Available now in the App Store as a free download with in-app purchases for additional content, Wonderscope uses ARKit to place content, which users can then interact with in the app's camera view.
"Millions of kids use screens as much or more than adults, and they often do it alone," said Chris Milk, CEO of app developer Within, in a statement. "With AR, we see an opportunity to change that dynamic. Rather than disappearing into our devices and shutting out the world, Wonderscope promotes a new kind of screen-positive experience, one that opens you up to everything and everyone around you."
The experiences available at launch include "A Brief History of Amazing Stunts by Astounding People," which brings to life three historical adventurers and their feats.
Users can see Betty Bromage, an 88-year-old grandmother who stood on an airplane's wings in mid-flight, Helen Gibson, the first stuntwoman in Hollywood, and Charles Blondin, the first tightrope walker to cross Niagara Falls, and recreate their death-defying stunts.
Another experience retells the Little Red Riding Hood story for modern times. Here, Red is an inventor, and children can help her build contraptions to foil the Big Bad Wolf. Kids will also be able to use their own voice to assist Red.
While the former is available for free, the latter story costs $4.99, with more content available for purchase in December.

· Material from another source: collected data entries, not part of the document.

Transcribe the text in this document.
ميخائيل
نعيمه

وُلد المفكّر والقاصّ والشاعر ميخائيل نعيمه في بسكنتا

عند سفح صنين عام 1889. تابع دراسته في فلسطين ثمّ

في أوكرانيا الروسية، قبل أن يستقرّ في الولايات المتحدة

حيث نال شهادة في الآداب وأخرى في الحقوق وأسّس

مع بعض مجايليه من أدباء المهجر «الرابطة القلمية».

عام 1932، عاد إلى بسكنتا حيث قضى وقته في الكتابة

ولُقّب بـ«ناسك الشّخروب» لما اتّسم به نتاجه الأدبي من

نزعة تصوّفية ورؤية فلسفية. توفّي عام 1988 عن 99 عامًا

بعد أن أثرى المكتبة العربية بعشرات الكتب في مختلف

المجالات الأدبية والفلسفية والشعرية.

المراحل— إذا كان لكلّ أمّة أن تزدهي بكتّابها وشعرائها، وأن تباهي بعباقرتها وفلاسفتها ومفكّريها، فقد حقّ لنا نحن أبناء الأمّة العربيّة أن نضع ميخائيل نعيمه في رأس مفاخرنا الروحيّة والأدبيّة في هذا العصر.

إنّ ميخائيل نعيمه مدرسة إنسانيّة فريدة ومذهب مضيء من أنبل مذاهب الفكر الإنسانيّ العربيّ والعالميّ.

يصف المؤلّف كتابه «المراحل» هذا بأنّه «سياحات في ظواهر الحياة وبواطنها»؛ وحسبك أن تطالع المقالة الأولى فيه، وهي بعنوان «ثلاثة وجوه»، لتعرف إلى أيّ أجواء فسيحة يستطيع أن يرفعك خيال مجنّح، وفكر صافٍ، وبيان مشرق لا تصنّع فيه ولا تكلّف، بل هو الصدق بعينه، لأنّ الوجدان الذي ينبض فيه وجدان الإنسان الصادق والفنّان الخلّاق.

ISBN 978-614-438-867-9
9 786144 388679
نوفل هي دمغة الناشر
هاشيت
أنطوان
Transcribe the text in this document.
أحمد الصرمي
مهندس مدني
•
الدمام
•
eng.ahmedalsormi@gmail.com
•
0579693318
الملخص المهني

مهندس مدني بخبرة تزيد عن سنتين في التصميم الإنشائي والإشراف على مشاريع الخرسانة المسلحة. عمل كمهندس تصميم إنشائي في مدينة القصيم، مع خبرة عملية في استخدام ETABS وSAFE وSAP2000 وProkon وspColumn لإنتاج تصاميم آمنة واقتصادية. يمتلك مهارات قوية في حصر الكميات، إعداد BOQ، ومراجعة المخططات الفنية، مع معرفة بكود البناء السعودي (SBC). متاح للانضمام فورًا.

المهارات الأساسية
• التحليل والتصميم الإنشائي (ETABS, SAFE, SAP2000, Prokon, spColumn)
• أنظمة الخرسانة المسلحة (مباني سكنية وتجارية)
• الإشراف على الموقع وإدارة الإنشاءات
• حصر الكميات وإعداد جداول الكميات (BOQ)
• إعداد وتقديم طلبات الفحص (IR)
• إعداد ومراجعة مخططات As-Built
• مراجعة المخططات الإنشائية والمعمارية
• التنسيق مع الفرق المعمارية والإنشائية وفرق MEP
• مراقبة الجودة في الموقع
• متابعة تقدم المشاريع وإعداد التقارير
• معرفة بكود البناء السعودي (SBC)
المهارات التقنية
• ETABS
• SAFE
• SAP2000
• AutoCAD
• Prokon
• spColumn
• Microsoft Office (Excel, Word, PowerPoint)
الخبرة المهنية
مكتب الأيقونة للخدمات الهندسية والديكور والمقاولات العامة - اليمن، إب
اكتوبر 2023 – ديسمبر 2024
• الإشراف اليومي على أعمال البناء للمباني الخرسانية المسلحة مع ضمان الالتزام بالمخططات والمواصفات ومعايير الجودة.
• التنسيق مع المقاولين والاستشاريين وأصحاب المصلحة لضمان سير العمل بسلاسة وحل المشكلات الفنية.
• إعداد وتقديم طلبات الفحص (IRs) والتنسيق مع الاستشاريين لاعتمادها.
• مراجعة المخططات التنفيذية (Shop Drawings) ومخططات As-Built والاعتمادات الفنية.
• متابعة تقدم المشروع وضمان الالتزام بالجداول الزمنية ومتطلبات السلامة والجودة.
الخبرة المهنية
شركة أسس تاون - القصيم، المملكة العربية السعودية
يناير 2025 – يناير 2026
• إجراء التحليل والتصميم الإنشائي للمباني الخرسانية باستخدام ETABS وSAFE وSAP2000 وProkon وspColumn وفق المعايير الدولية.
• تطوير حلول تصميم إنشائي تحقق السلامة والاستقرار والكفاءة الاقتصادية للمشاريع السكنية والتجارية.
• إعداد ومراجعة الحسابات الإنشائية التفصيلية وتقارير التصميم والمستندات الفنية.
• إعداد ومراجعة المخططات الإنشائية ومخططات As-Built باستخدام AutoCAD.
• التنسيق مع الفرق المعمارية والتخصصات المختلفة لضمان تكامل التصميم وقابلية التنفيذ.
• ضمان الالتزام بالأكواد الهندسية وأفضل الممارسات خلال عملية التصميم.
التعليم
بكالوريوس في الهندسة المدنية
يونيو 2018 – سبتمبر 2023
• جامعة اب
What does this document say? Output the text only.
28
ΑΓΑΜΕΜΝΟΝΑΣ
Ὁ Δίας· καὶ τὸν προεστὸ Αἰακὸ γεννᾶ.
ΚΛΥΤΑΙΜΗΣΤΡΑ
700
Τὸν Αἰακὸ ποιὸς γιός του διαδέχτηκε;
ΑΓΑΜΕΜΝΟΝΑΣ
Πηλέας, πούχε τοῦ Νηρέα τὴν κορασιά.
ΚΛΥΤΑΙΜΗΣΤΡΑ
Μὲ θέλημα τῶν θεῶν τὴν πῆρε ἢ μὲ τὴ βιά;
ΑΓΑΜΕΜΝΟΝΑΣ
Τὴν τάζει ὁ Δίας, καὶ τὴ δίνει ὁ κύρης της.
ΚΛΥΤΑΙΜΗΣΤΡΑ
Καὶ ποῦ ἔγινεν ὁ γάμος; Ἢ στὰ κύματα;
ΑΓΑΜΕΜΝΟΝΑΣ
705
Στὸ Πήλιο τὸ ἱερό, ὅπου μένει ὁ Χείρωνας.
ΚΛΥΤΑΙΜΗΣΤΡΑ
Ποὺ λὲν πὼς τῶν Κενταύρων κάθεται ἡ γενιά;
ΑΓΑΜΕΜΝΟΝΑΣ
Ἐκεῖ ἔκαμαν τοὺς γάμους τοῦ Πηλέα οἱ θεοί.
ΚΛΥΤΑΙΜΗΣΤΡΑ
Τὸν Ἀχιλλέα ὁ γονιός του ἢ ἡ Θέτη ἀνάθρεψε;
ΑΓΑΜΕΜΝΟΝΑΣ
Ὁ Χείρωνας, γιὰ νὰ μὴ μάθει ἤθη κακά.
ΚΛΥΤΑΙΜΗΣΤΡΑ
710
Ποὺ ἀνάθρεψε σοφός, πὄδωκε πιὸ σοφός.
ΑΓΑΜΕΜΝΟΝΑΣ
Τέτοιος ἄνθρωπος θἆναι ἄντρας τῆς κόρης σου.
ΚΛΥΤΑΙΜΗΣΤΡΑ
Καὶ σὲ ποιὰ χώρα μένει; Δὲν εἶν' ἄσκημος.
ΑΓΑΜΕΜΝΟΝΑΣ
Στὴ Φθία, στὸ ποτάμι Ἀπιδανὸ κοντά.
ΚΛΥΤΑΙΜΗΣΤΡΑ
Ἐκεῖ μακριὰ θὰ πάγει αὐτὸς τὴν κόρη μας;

"As a parent, I'm excited to release an app that builds confidence through reading," said Samantha Storr, executive producer of original content at Within. "We're utilizing augmented reality to let kids interact with aspirational characters, while actively playing and talking. Our stories tap into children's natural inclination to learn by doing, and they get the added joy of helping characters along unique journeys."
In addition to ARKit, Within has deployed its own voice recognition technology with the app. As children read passages aloud, the voice recognition system uses locally-stored machine learning models to trigger content actions.
"It's crucial that we don't wait for cloud-based voice recognition, which can leave users feeling like they're talking to a robot," said Within CTO Aaron Koblin. "Our low-latency system adds to the subconscious magic and smoothness of the experience."
The app can react to children's movements as well. The "Look At" feature simulates eye contact between readers and the virtual characters, furthering the reader's engagement with the story.
These kinds of apps are beginning to demonstrate the potential for the children's section of the AR market, where mobile apps are quietly replacing physical toys for hands-on entertainment for kids. While children's book sales remain robust, AR provides new opportunities for telling stories to children.
In another example, Bookful hit the App Store last week with a similar premise by bringing classic children's stories such as The Tale of Peter Rabbit and The Tale of Benjamin Bunny to life in augmented reality.